Surplus cash that would have paid for restrooms, generator, jail and more must go back to state, judge orders

$323,267 to pay legal costs of ex-lawmaker’s challenge

Almost $969,800 in state economic-development funding that would have paid for new restrooms in Ward's baseball park, an electric generator for the Cabot animal shelter, a jail in England and books for the Dolly Parton Imagination Library program in Pulaski County, among other things, must be returned to public coffers, Pulaski County Circuit Judge Chris Piazza ruled on Tuesday.

The judge said an October decision by the Arkansas Supreme Court clearly requires that Arkansas get its money back.

But one-third of it -- $323,267 -- must go to pay the legal expenses of Mike Wilson of Jacksonville who brought the lawsuit that led to the high-court ruling that legislators had illegally funded the program out of the state General Improvement Fund, the judge said.

Wilson said all the money will go to his lawyer, John Ogles of Jacksonville, who represented him on contingency.

State lawyers argued that none of the money could go toward legal fees. They said Piazza had the authority to allow the project spending to go forward. An appeal of his decision is expected.

Tuesday's hearing was for the judge to decide what to do with the money, which was left over from the original $2.9 million allocation, once the Supreme Court ruled it could not be spent the way the Legislature wanted.

In the ruling written by Justice Robin Wynne, the high court found that the way lawmakers allocated state funds to the grant program was too vague to satisfy requirements in the state constitution that each item of legislative spending be distinctly described.

The lawsuit was the third time in 11 years that Wilson, a former Democratic 12-term state representative, has sued over how the Legislature spends money from the improvement fund, which holds the state's surplus tax revenue and interest income.

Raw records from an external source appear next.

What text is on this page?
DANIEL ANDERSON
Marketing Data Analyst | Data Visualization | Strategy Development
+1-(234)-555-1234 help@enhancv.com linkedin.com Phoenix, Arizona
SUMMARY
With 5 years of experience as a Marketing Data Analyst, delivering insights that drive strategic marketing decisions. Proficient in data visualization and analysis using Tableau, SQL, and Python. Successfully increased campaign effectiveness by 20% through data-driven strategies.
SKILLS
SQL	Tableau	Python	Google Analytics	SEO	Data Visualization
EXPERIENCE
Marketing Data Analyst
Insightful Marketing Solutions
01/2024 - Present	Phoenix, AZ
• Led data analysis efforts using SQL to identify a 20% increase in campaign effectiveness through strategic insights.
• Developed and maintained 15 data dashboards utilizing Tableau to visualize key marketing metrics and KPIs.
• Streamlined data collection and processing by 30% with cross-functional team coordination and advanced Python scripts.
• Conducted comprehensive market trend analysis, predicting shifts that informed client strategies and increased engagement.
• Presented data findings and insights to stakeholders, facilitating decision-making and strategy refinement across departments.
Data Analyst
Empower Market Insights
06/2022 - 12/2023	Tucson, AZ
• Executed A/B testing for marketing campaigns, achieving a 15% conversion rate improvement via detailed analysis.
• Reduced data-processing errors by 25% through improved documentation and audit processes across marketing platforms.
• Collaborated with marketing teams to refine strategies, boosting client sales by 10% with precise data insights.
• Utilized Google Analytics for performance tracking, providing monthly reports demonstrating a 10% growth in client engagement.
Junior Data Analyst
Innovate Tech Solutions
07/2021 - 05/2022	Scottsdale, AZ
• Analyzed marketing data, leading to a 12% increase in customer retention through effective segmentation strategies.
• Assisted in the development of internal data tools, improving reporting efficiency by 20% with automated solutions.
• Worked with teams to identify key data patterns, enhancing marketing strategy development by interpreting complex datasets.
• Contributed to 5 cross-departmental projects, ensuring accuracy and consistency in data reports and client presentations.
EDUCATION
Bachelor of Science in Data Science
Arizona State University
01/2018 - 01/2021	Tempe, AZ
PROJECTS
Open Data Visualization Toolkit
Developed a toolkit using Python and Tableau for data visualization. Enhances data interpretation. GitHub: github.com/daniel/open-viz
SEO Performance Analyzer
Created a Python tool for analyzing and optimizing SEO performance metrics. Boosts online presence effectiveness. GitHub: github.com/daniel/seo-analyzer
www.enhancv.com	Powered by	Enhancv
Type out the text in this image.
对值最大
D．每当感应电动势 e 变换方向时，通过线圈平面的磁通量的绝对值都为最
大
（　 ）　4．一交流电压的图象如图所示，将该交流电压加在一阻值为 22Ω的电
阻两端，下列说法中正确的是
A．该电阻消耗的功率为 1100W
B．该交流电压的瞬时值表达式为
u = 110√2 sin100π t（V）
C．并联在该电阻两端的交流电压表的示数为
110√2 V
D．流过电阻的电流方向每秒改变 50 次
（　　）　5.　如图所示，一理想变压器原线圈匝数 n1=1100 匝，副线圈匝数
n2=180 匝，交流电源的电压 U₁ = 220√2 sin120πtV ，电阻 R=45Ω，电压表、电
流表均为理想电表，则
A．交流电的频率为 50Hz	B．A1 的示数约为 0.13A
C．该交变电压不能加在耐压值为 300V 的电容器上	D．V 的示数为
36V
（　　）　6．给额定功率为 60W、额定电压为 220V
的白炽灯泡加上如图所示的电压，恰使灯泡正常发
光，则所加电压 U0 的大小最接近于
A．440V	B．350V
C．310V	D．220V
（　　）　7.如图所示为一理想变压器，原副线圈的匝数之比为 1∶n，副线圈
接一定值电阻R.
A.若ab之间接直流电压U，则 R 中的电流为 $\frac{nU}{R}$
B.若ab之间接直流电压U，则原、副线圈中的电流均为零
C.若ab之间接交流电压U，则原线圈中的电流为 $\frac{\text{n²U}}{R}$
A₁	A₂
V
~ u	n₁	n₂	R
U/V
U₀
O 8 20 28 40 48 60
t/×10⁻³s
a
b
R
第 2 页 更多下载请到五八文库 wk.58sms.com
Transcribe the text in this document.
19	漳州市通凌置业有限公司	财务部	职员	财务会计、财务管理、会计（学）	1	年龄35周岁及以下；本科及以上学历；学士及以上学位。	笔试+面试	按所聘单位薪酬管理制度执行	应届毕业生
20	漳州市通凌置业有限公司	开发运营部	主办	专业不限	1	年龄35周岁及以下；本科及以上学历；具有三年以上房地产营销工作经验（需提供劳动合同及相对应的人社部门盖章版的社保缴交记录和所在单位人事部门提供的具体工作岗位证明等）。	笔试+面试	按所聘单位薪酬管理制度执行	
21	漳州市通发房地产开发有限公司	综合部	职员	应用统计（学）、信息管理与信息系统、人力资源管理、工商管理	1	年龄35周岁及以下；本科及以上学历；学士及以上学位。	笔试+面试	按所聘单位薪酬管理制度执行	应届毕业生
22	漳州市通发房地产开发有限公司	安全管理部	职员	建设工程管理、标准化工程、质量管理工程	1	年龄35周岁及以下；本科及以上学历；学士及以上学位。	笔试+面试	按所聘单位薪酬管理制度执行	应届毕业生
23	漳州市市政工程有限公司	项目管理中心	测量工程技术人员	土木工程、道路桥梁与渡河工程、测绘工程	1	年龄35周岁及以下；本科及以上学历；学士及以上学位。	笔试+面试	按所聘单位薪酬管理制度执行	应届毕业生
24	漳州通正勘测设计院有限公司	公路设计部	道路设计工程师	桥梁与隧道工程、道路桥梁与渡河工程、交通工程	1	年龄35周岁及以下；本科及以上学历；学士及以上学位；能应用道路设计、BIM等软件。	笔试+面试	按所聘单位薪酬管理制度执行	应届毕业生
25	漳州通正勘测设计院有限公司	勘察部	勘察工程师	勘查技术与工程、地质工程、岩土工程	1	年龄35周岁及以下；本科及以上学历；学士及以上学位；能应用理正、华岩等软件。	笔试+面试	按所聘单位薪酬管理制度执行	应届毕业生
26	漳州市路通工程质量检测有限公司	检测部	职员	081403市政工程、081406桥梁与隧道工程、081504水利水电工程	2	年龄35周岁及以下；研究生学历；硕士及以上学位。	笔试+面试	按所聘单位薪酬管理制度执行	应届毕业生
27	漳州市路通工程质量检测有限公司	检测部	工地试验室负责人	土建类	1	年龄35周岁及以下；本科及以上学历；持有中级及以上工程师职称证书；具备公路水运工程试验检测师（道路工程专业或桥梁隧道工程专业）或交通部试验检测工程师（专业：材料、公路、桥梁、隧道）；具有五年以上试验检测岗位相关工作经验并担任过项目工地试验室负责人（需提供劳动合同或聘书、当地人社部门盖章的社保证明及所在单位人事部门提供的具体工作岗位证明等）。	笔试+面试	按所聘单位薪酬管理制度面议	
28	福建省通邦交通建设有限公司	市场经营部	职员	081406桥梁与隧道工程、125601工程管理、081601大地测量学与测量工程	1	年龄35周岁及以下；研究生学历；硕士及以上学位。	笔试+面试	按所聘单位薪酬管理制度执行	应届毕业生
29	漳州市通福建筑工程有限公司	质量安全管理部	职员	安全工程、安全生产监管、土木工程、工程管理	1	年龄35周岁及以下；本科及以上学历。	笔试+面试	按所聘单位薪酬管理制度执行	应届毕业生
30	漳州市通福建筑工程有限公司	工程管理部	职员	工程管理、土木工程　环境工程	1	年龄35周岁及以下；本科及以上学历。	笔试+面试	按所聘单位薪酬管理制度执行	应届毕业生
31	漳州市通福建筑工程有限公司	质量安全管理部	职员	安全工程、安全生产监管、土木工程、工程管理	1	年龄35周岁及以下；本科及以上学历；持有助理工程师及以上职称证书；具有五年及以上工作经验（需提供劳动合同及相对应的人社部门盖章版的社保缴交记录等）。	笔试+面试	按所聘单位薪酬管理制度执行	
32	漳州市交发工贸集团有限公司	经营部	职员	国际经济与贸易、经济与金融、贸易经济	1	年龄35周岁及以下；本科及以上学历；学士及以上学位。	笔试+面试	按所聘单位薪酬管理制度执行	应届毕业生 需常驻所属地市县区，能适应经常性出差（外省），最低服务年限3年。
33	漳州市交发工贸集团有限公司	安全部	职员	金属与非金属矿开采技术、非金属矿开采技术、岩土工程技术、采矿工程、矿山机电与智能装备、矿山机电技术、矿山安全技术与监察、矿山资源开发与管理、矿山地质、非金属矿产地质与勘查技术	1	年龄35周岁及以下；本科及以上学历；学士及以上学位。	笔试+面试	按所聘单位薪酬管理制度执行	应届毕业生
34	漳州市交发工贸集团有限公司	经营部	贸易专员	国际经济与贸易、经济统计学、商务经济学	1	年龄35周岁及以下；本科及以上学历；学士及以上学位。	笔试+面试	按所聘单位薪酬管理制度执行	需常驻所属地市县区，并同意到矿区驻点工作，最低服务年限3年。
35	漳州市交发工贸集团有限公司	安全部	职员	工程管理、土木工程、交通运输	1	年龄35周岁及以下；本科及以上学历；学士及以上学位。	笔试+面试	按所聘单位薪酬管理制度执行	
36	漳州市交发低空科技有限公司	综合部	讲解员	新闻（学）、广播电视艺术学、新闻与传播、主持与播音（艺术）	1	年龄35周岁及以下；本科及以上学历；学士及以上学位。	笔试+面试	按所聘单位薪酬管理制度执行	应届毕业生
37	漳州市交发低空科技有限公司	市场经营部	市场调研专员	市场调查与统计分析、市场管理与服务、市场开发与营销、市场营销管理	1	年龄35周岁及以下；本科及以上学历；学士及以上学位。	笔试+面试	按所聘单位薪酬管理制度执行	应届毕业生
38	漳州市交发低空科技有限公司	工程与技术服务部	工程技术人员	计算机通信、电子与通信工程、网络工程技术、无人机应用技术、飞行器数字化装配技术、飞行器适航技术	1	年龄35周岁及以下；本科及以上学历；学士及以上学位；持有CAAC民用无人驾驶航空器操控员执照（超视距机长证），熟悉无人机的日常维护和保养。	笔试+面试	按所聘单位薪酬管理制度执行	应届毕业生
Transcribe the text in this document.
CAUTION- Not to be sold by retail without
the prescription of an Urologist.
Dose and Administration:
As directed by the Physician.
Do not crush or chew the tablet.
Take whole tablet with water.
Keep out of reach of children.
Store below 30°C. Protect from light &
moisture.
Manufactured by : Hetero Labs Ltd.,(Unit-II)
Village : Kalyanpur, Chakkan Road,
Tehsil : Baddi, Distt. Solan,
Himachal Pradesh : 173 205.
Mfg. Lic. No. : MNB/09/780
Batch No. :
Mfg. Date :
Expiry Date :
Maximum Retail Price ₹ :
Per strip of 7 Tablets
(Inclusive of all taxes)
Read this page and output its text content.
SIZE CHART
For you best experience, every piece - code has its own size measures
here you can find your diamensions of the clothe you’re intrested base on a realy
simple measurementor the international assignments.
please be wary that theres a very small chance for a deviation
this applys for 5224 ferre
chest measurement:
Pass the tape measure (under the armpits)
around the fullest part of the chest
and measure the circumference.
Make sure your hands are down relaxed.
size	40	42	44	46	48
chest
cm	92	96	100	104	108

Wilson, who has personally financed his litigation, has prevailed each time, previously winning a landmark Supreme Court ruling that bars lawmakers from personally directing how money from the improvement fund is used.

In his 2016 lawsuit, he challenged the legality of the way lawmakers had come to direct improvement fund monies to support a statewide grant program that is intended to promote economic development.

Legislators had turned the program into a "money-laundering machine" that allowed them to get around prohibitions established by the high court and direct public money to favored people and organizations, Wilson said.

The annual improvement-fund appropriation was divided between eight regional nonprofit organizations, and Wilson's lawsuit targeted the $2.9 million share that went to the organization that provides grants in Faulkner, Lonoke, Monroe, Prairie, Pulaski and Saline counties, the Central Arkansas Planning and Development District.

Since Wilson sued two years ago, a federal probe into how money was used by two of the other organizations has led to two Republican lawmakers pleading guilty and resigning their positions after investigators found they had bilked money from the grant program.

Micah Neal and Jake Files are awaiting sentencing.

Federal authorities say Files collected $26,946 through fraudulent construction billing involving a grant from the Western Arkansas Planning and Development District while Neal got $38,000 in kickbacks from grants that had been administered by the Northwest Arkansas Economic Development District.

Charged with Neal are former Republican state senator John Woods of Springdale; Oren Paris III, president of the private Ecclesia College in Springdale, and consultant Randell G. Shelton Jr.